Cindy grew up in Harper Valley, USA. Her mom, who wore a conservative wig in public to conceal her mod hairdo, sent Cindy off to school in miniskirts — and Cindy would get in trouble for wearing them. Her dad wore groovy turtlenecks. Cindy’s parents had his-n-hers guitars and played ’60s and ’70s folk songs — Glen Campbell folk songs like “Galveston” and “Wichita Lineman.” When she was 10, Cindy got a guitar of her own. “My friends and I would pretend we were the Partridge Family and I’d be Danny,” Cindy says in her southern California drawl. “I luuuved Danny.” Now she writes lyrics like “she cut his banjo strings with a knife,” and works with Lenny Kaye.

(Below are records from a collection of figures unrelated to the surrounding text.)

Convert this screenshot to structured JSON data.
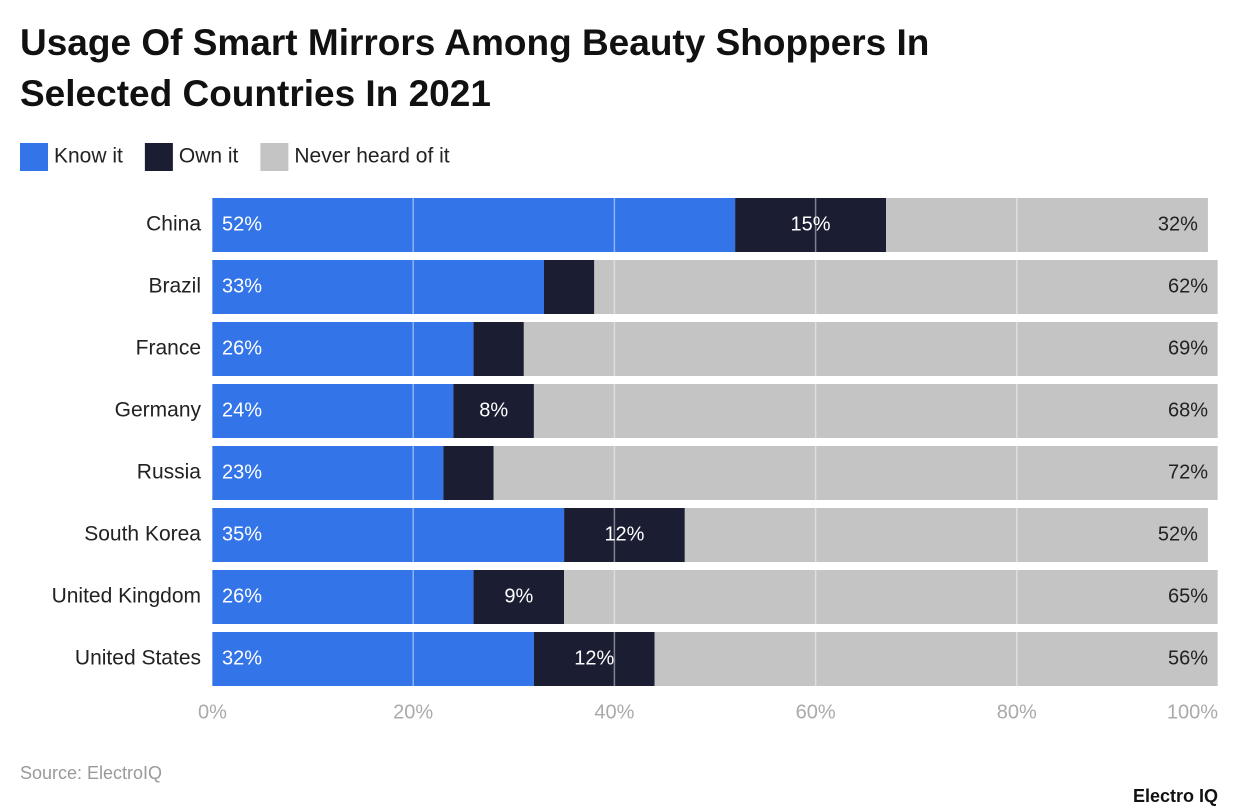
{
  "chart_data": {
    "type": "stacked-bar-horizontal",
    "title": "Usage Of Smart Mirrors Among Beauty Shoppers In Selected Countries In 2021",
    "categories": [
      "China",
      "Brazil",
      "France",
      "Germany",
      "Russia",
      "South Korea",
      "United Kingdom",
      "United States"
    ],
    "series": [
      {
        "name": "Know it",
        "color": "#3375e8",
        "values": [
          52,
          33,
          26,
          24,
          23,
          35,
          26,
          32
        ],
        "value_labels": [
          "52%",
          "33%",
          "26%",
          "24%",
          "23%",
          "35%",
          "26%",
          "32%"
        ]
      },
      {
        "name": "Own it",
        "color": "#1b1d33",
        "values": [
          15,
          5,
          5,
          8,
          5,
          12,
          9,
          12
        ],
        "value_labels": [
          "15%",
          null,
          null,
          "8%",
          null,
          "12%",
          "9%",
          "12%"
        ]
      },
      {
        "name": "Never heard of it",
        "color": "#c4c4c4",
        "values": [
          32,
          62,
          69,
          68,
          72,
          52,
          65,
          56
        ],
        "value_labels": [
          "32%",
          "62%",
          "69%",
          "68%",
          "72%",
          "52%",
          "65%",
          "56%"
        ]
      }
    ],
    "xlim": [
      0,
      100
    ],
    "xticks": [
      {
        "value": 0,
        "label": "0%"
      },
      {
        "value": 20,
        "label": "20%"
      },
      {
        "value": 40,
        "label": "40%"
      },
      {
        "value": 60,
        "label": "60%"
      },
      {
        "value": 80,
        "label": "80%"
      },
      {
        "value": 100,
        "label": "100%"
      }
    ],
    "grid": true,
    "source": "Source: ElectroIQ",
    "brand": "Electro IQ"
  }
}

“Lenny’s a rock god,” Cindy says. “I don’t think of him as Suzanne Vega’s producer; I still think of him as Patti Smith’s guitarist.” On “Yippie,” Naked Movie Star‘s long, climactic rhapsody, Kaye (who plays on the record under the name Jones Beach) slashes out semi-psychedelic chops that clip and stutter and bend like on “Land,” from Smith’s classic album Horses. Meanwhile, Cindy moans Kerouac-like speed poetry.
The record’s a mixed bag of post-punk, swing, jazzy R&B, country twangers, wailing ballads, and beatnik verse. It wears its influences like the buttons on those ancient new wave sport coats. But when Cindy hollers, “Eeo, eeo, eeo” against a squealing, plucked guitar, she’s checked the coat at the door.
Since folk music seems to sound better coming from New York than it does from California, Cindy sounds better today than she did last year. The distribution of ballads, anthems, R&B, and novelty songs on the new album mirrors her debut Who’s Gonna Save The World. But that’s O.K. “Rock ‘n’ roll,” Cindy says, “was market tested in the 60s.”